The anti-platelet effects of both eptifibatide and tirofiban are dose dependent. Therefore, reversal of the effect requires discontinuation of the respective agents to give time for body clearance. Thrombocytopenia caused by eptifibatide or tirofiban, resolves with time, as both drugs have a short half-life. Platelet transfusions may be given only to asymptomatic patients on abciximab with very low platelet counts (< 20,000 platelets/mm³) or for patients with severe uncontrolled bleeding, or that undergoing early bypass surgery with a platelet count of < 50,000 platelets/mm³.

Heparin induced thrombocytopenia (HIT)

Heparin Induced Thrombocytopenia (HIT) is caused by antibodies directed to complexes containing heparin and an endogenous platelet protein, platelet factor-4 (PF4). The prevalence of HIT generally varies from 0.5% to 5% of patients, depending on the population studied, the type of heparin used, and the duration of heparin therapy. The risk of HIT is lower with LMWH compared to UFH [6,11].

About 8% of heparinised patients have antibodies without symptoms, and 1-5% have thrombocytopenia. About 1/3 of these develop arterial or venous thrombosis with 20-30% mortality.
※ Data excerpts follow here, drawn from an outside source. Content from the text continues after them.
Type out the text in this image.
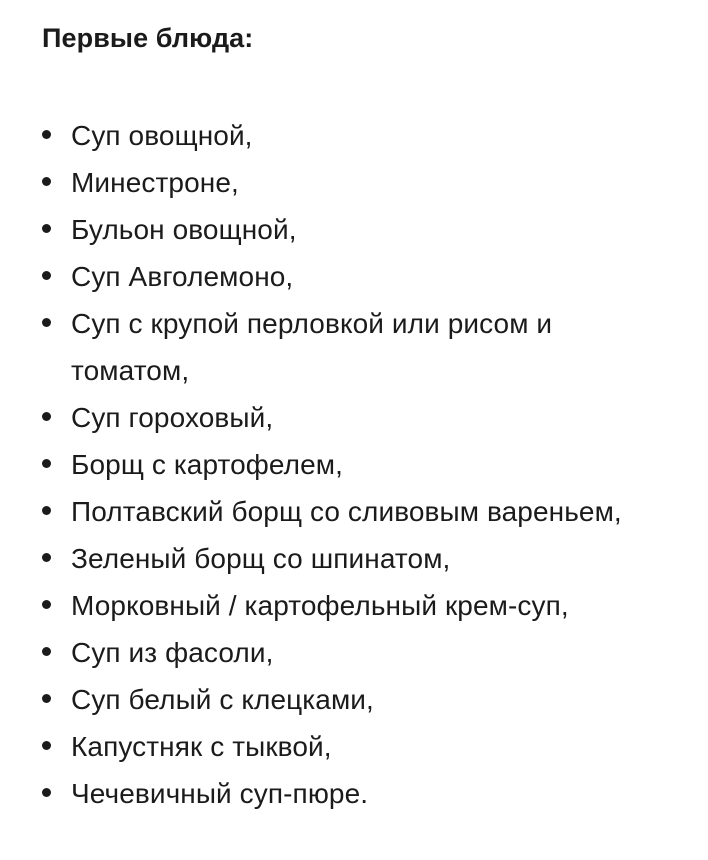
Первые блюда:
Суп овощной,
Минестроне,
Бульон овощной,
Суп Авголемоно,
Суп с крупой перловкой или рисом и томатом,
Суп гороховый,
Борщ с картофелем,
Полтавский борщ со сливовым вареньем,
Зеленый борщ со шпинатом,
Морковный / картофельный крем-суп,
Суп из фасоли,
Суп белый с клецками,
Капустняк с тыквой,
Чечевичный суп-пюре.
In most patients, thrombotic complications occur concurrently with thrombocytopenia.

To prevent HIT, avoid the use of heparin, but need alternative anticoagulant to prevent life threatening thrombo-embolic complications (e.g. skin necrosis, gangrene of the extremities, myocardial infarction, pulmonary embolism, and stroke). Enoxaparin may cross react with heparin antibodies causing thrombosis. Fond aparinux or direct thrombin inhibitor like bivalirudin or NOACs (rivaroxaban, apixaban, or dabigatran) can be used.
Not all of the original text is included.